Mulai dari tren kenaikan biaya pendidikan di berbagai kampus, mahasiswi yang meninggal karena tidak bisa membayar UKT, skema pembayaran UKT Pinjaman Online (Pinjol) dari pihak kampus, sampai salah sasaran penetapan golongan UKT. Dari persoalan tersebut terlihat bahwa negara telah gagal dalam memberikan pendidikan yang seharusnya menjadi hak bagi seluruh warga negaranya. Seakan pendidikan sedari awal memang hanya diciptakan bagi segelintir kelompok saja. 

Hal serupa diutarakan oleh Robin Small dalam buku Karl Marx Sang Pendidik Revolusioner. Dalam bukunya, Robin menyajikan berbagai persoalan dalam dunia pendidikan dengan merujuk pada argumen-argumen Marx. Menyoal tidak terpenuhinya hak atas pendidikan terhadap para anak kelas buruh yang bekerja. Terlebih, Marx juga menyoroti ketiadaan peran negara karena kurang mengupayakan pemenuhan pendidikan bagi anak-anak dari keluarga miskin.

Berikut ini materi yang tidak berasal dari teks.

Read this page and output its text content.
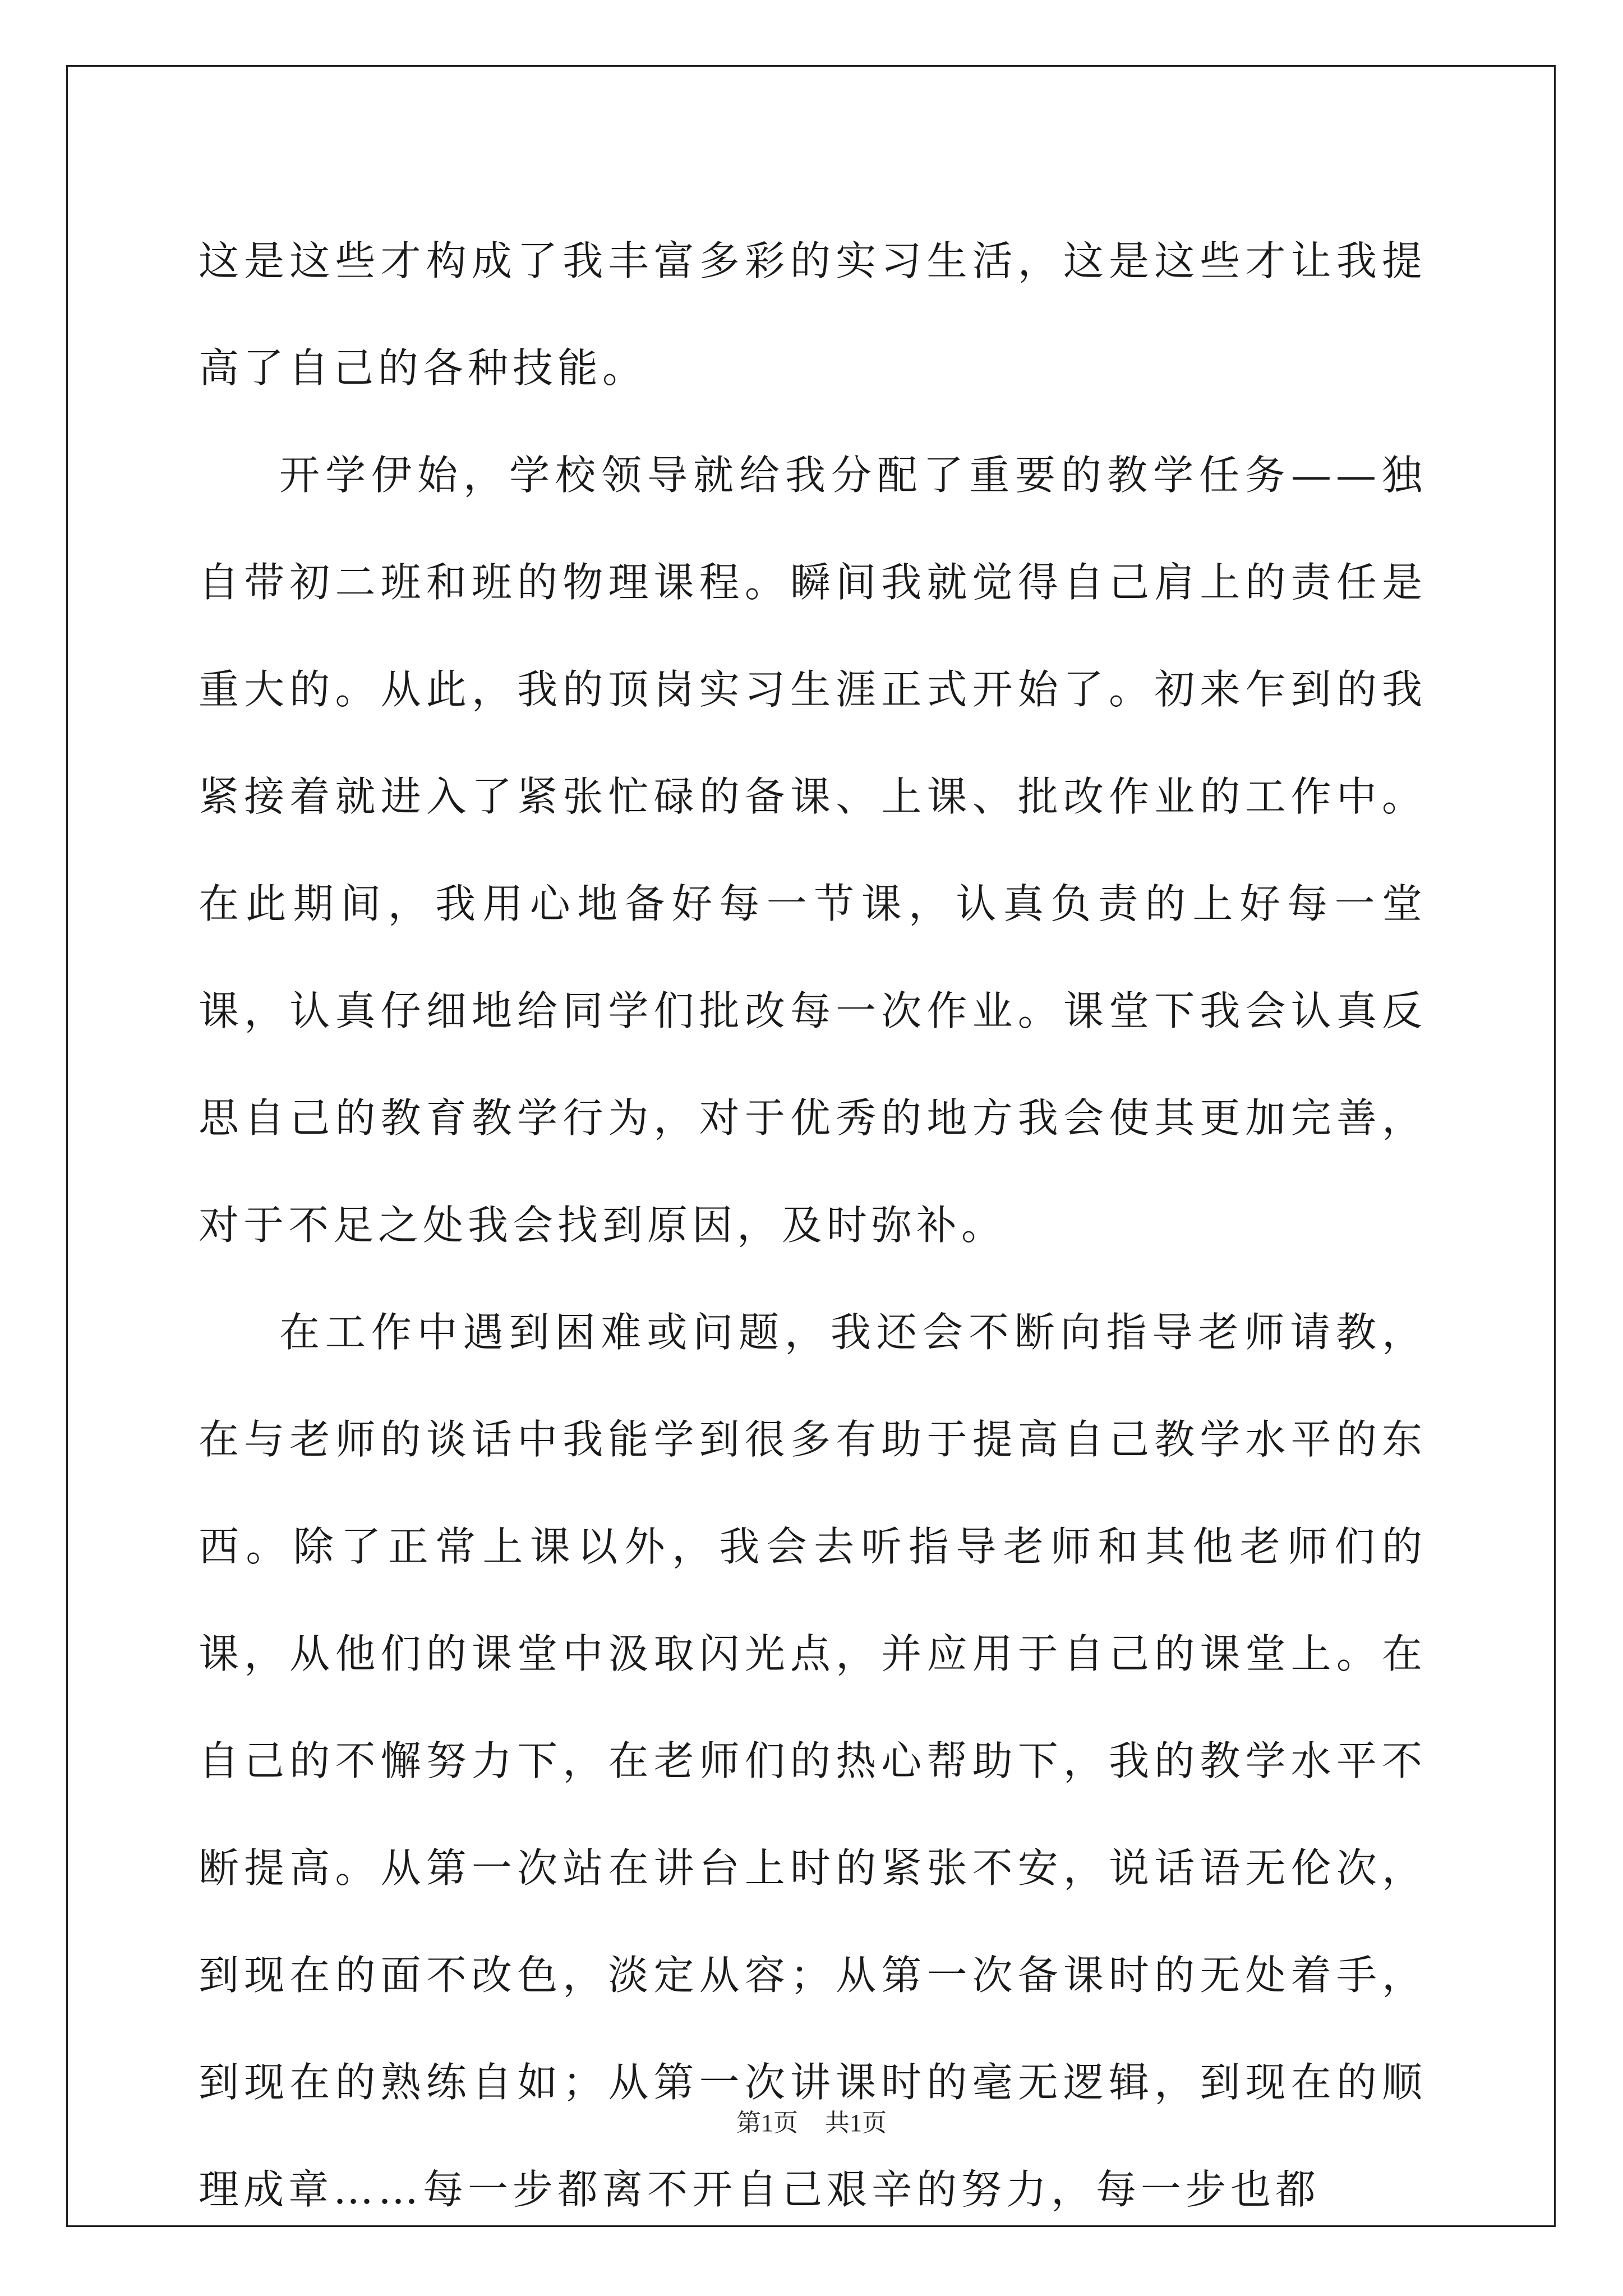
这是这些才构成了我丰富多彩的实习生活，这是这些才让我提高了自己的各种技能。

开学伊始，学校领导就给我分配了重要的教学任务——独自带初二班和班的物理课程。瞬间我就觉得自己肩上的责任是重大的。从此，我的顶岗实习生涯正式开始了。初来乍到的我紧接着就进入了紧张忙碌的备课、上课、批改作业的工作中。在此期间，我用心地备好每一节课，认真负责的上好每一堂课，认真仔细地给同学们批改每一次作业。课堂下我会认真反思自己的教育教学行为，对于优秀的地方我会使其更加完善，对于不足之处我会找到原因，及时弥补。

在工作中遇到困难或问题，我还会不断向指导老师请教，在与老师的谈话中我能学到很多有助于提高自己教学水平的东西。除了正常上课以外，我会去听指导老师和其他老师们的课，从他们的课堂中汲取闪光点，并应用于自己的课堂上。在自己的不懈努力下，在老师们的热心帮助下，我的教学水平不断提高。从第一次站在讲台上时的紧张不安，说话语无伦次，到现在的面不改色，淡定从容；从第一次备课时的无处着手，到现在的熟练自如；从第一次讲课时的毫无逻辑，到现在的顺理成章……每一步都离不开自己艰辛的努力，每一步也都

第1页 共1页
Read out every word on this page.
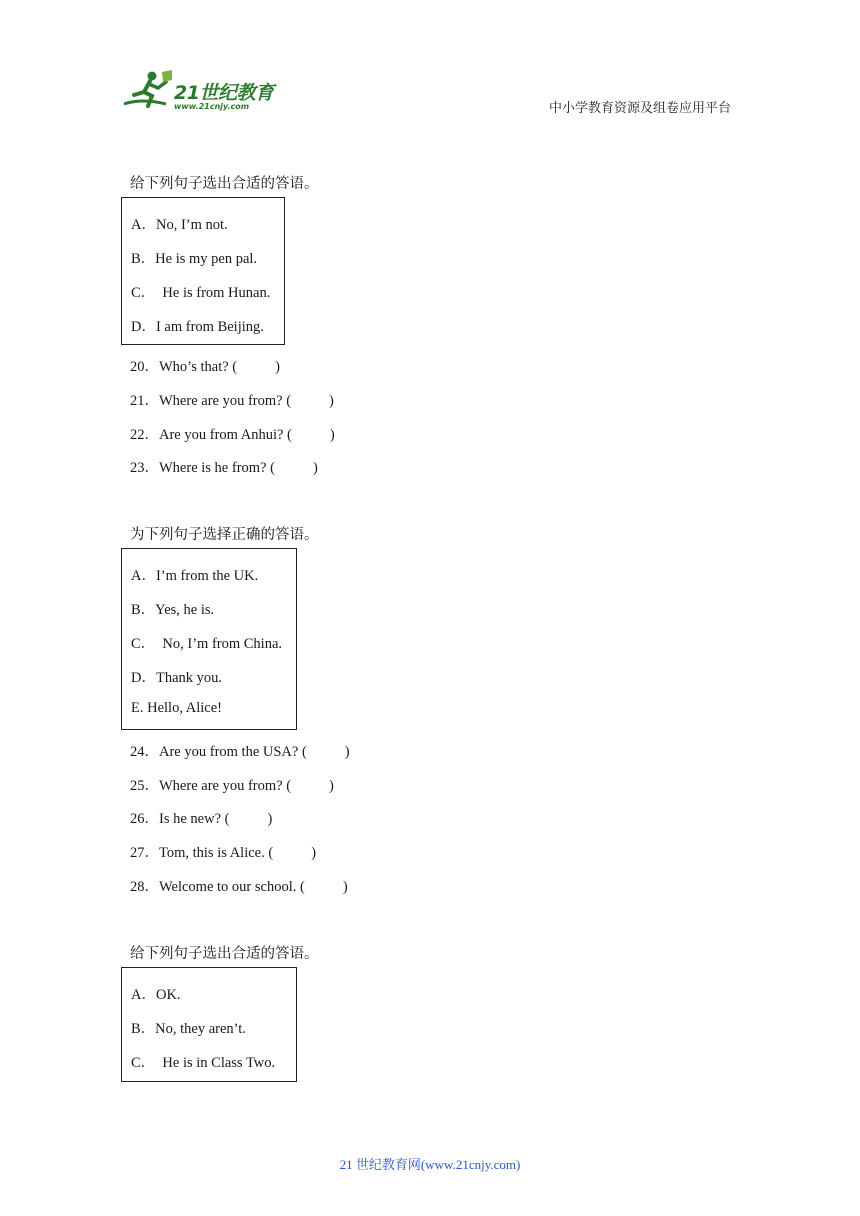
21世纪教育
www.21cnjy.com	中小学教育资源及组卷应用平台
给下列句子选出合适的答语。
A．No, I’m not.
B．He is my pen pal.
C．　He is from Hunan.
D．I am from Beijing.
20．Who’s that? (	)
21．Where are you from? (	)
22．Are you from Anhui? (	)
23．Where is he from? (	)
为下列句子选择正确的答语。
A．I’m from the UK.
B．Yes, he is.
C．　No, I’m from China.
D．Thank you.
E. Hello, Alice!
24．Are you from the USA? (	)
25．Where are you from? (	)
26．Is he new? (	)
27．Tom, this is Alice. (	)
28．Welcome to our school. (	)
给下列句子选出合适的答语。
A．OK.
B．No, they aren’t.
C．　He is in Class Two.
21 世纪教育网(www.21cnjy.com)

Baca juga: Pendidikan Itu Hak Bukan Barang Dagangan

Nihilnya Peran Negara dalam Dunia Pendidikan

Pada sekitar tahun 1859-an, Marx menulis sebuah argumentasi perihal pembentukan sekolah pabrik atas dasar permasalahan jam kerja dan buruh anak. Saat itu, terdapat Undang-undang Pabrik dengan salah satu pasalnya berbunyi pendidikan dasar adalah syarat yang wajib dilakukan oleh pihak pabrik ketika mempekerjakan anak. Akan tetapi, realitanya tidak semua pabrik mau memberikan kesempatan (waktu) untuk buruh anak bersekolah. Hal ini tentu saja berangkat dari kerugian yang akan didapatkan oleh pihak pabrik ketika ada pengurangan pekerja. Oleh sebab itu, para industrialis menjadi orang pertama yang menentang argumentasi Marx tentang diperbolehkannya buruh anak untuk sekolah.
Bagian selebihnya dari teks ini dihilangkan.